If all is ok after that I will try uping the voltage on the memory first and then the North/south bridges if I get no better results.

To be honest I've not really considered this as an overclock considering the memory does this natively and the Asus manual just states that I need to change the frequency in the bios to take advantage of 1066Mhz.

Thanks all for the advice so far, I will report back with the results. :)
 
It's simple. More work the controller has to do the more power it needs i.e. the difference between 2 stick of ddr2 and 4 sticks on a 775 board is a couple notches on the north-bridge/running ram at it's max rated voltage. Or, if you have headroom on the cpu, just crank it's voltage up until the board raises the other voltages to a stable level (would only do this on a cpu at low voltage on a board with limited options though).

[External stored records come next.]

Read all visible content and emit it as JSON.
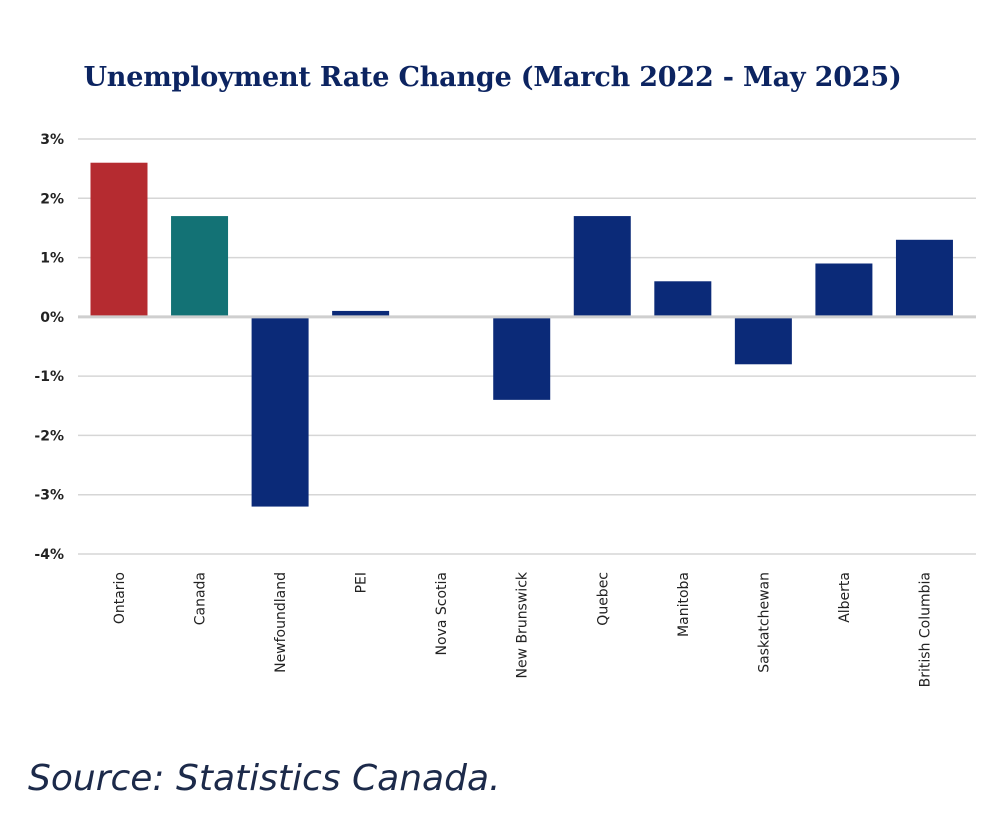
{
  "chart_data": {
    "type": "bar",
    "title": "Unemployment Rate Change (March 2022 - May 2025)",
    "xlabel": "",
    "ylabel": "",
    "categories": [
      "Ontario",
      "Canada",
      "Newfoundland",
      "PEI",
      "Nova Scotia",
      "New Brunswick",
      "Quebec",
      "Manitoba",
      "Saskatchewan",
      "Alberta",
      "British Columbia"
    ],
    "values": [
      2.6,
      1.7,
      -3.2,
      0.1,
      0.0,
      -1.4,
      1.7,
      0.6,
      -0.8,
      0.9,
      1.3
    ],
    "unit": "%",
    "ylim": [
      -4,
      3
    ],
    "yticks": [
      3,
      2,
      1,
      0,
      -1,
      -2,
      -3,
      -4
    ],
    "ytick_labels": [
      "3%",
      "2%",
      "1%",
      "0%",
      "-1%",
      "-2%",
      "-3%",
      "-4%"
    ],
    "grid": true,
    "bar_colors": [
      "#b52b30",
      "#137275",
      "#0b2a78",
      "#0b2a78",
      "#0b2a78",
      "#0b2a78",
      "#0b2a78",
      "#0b2a78",
      "#0b2a78",
      "#0b2a78",
      "#0b2a78"
    ]
  },
  "source": "Source: Statistics Canada."
}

More voltage = more heat = lower oc: that's what people mean when they say it limits it. In fairness, unless your case is a shoe box with the cpu at max voltage, it should just be a case of tweaking things until it's all good again.
 
As above, you need to up the voltages and tweak the timings manually. It's unavoidable and even though my mobo (EP45-UD3P) isn't far off from yours and I spent weeks on end finding the goldilocks zone for timings and voltages for NB/SB/VDIMM and CPU as well as the dividers before my 4 sticks of 2GB G.Skill were stable with the CPU heavily overclocked (4GHz Q9550).

Touch wood it's been a year or so now running at these speeds and not a single problem. Put some hard work in and get good rewards from your system :D

I don't know if it helps but running my RAM clocks at 1:1 so once the fsb was OCd the ram freq was not far off from its rated 1GHz helped a lot in terms of stability. The rest was above.
 
Bit of news so far...

All 4 banks stable at 800mhz
All 4 banks stable with the FSB at 333 (3Ghz CPU) and the dimms at 800mhz

So the only difference to now and when this started is the dimms being at 1066mhz and the FSB at 333.
 
Its an all in one fusion unit that runs from a PCIE bridge chip, south bridge, north bridge and then the VRMs. Passive though, so not sure how much I can push it without additional cooling needed.